I think that's a better model in that it doesn't rely on the ability to cast
char into a larger type; the problem is that it's cumbersome.  The common
idiom "while ((c = getchar()) != EOF) ..." has to be written with a comma
("while (c = getchar(), !feof(stdin)) ...") or a test-in-the-middle loop
("for (;;) { c = getchar(); if (feof(stdin)) break; ... }").

Karl W. Z. Heuer (ima!haddock!karl or karl@haddock.isc.com), The Walking Lint

gwyn@brl-smoke.ARPA (Doug Gwyn ) (01/20/87)

In article <44@houligan.UUCP> dave@murphy.UUCP writes:
>If anyone knows of any reason why the value of EOF can't be implementation-
>specific, I'd like to hear about it.

Of course EOF can be defined differently; its only constraint is that
it must be distinct from any possible valid value returned by getc()
(which, by the way, does NOT sign-extend input chars).
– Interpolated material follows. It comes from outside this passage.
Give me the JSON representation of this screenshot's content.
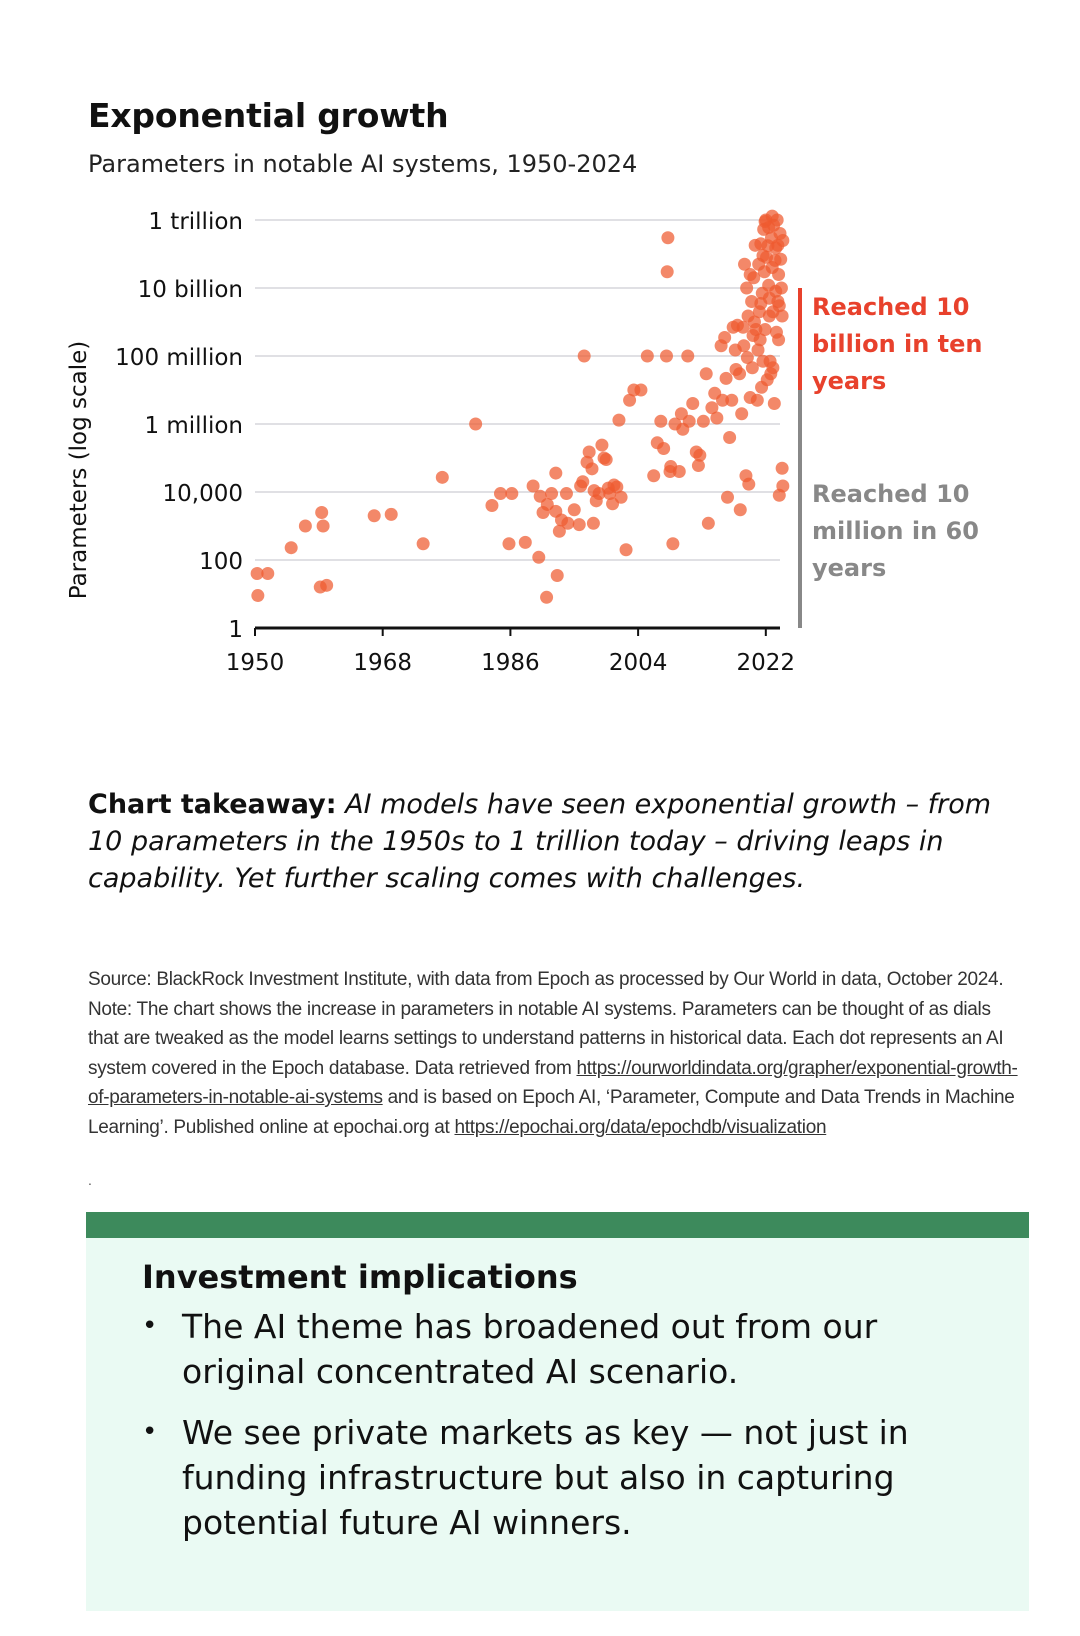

rbutterworth@watmath.UUCP (01/23/87)

In article <5541@brl-smoke.ARPA>, gwyn@brl-smoke.ARPA (Doug Gwyn ) writes:
> Of course EOF can be defined differently; its only constraint is that
> it must be distinct from any possible valid value returned by getc()
> (which, by the way, does NOT sign-extend input chars).

I think this discussion is going around in circles again.
The reason for the question about EOF being allowed to have a
value that does not correspond to the int value of any char,
signed or unsigned, was to allow getchar() to be redefined to
return a possibly sign-extended value.

If getchar() returned such a value, it would simplify things and
solve a number of problems.  The only things that would be hurt
are those programs that "know" what EOF looks like.

But if getchar() were to be so changed, then things like
    int c=getchar();
	if (c!=EOF){
        if (c==string[7])
would work correctly.  Under the current definition, "c" is not
sign extended but string[7] might be sign extended and the
comparison will fail even if the two characters are in fact the same.

Similarly the is*() and to*() functions could be defined to work
on both string[7] and getchar() results.

I don't know of any advantage or purpose to the current getchar()
behaviour.

Making EOF out-of-bounds allows getchar() to be defined differently
than it currently is, and thereby solves these problems.

gwyn@brl-smoke.UUCP (01/28/87)

In article <4604@watmath.UUCP> rbutterworth@watmath.UUCP (Ray Butterworth) writes:
>But if getchar() were to be so changed, then things like
>    int c=getchar();
>	if (c!=EOF){
>        if (c==string[7])
>would work correctly.  Under the current definition, "c" is not
>sign extended but string[7] might be sign extended and the
>comparison will fail even if the two characters are in fact the same.

This is actually a consequence of the sloppy-signedness of "plain"
char.  If string[] is an array of unsigned chars, or if one uses
an explicit (unsigned char) cast on the right side (or a (char)
cast on the left side), your example will work under the current
rules.

>I don't know of any advantage or purpose to the current getchar()
>behaviour.

It had the "advantage" of returning a single value rather than two.
This fit in with common style and supported things like
	while ( (c = getchar()) != EOF )
		putchar( c );
It is certainly too late to change the getchar() interface, even if
one agrees that it "should" have been designed differently.